How do I achieve this using the multiprocessing module in Python?
You can use subprocess.Popen
to launch the external commands asynchronously, and store each Popen
object returned in a list. Once you've launched all the processes, just iterate over them and wait for each to finish using popen_object.wait
.
from subprocess import Popen
processes = []
for i in range(1,20):
arguments += str(i) + "_image.jpg "
processes.append(subprocess.Popen(shlex.split("./combine" + arguments)))
for p in processes:
p.wait()
subprocess.call("./merge_resized_images")
However, this will launch twenty concurrent processes, which is probably going to hurt performance.
To avoid that, you can use a ThreadPool
to limit yourself to some lower number of concurrent processes (multiprocessing.cpu_count
is a good number), and then use pool.join
to wait for them all to finish.
import multiprocessing
import subprocess
import shlex
from multiprocessing.pool import ThreadPool
def call_proc(cmd):
""" This runs in a separate thread. """
#subprocess.call(shlex.split(cmd)) # This will block until cmd finishes
p = subprocess.Popen(shlex.split(cmd), stdout=subprocess.PIPE, stderr=subprocess.PIPE)

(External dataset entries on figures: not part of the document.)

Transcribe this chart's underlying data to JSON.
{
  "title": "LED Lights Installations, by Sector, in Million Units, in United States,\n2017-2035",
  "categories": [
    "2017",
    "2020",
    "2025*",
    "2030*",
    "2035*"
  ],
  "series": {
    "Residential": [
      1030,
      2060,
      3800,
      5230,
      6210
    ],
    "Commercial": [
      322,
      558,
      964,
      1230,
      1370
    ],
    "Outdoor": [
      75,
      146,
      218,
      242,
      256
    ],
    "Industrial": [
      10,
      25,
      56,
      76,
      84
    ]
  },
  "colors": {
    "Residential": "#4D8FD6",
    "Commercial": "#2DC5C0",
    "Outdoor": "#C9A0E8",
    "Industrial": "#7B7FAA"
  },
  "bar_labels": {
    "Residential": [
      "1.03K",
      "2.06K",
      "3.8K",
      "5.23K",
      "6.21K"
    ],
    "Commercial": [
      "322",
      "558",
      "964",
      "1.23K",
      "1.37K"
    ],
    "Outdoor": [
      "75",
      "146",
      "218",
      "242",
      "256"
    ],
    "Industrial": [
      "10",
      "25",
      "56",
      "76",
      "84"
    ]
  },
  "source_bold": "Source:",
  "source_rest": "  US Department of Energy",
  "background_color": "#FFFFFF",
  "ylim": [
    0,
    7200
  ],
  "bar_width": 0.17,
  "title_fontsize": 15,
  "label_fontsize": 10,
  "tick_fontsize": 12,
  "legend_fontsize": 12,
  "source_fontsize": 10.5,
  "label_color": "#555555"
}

out, err = p.communicate()
return (out, err)
pool = ThreadPool(multiprocessing.cpu_count())
results = []
for i in range(1,20):
arguments += str(i) + "_image.jpg "
results.append(pool.apply_async(call_proc, ("./combine" + arguments,)))
# Close the pool and wait for each running task to complete
pool.close()
pool.join()
for result in results:
out, err = result.get()
print("out: {} err: {}".format(out, err))
subprocess.call("./merge_resized_images")
Each thread will release the GIL while waiting for the subprocess to complete, so they'll all run in parallel.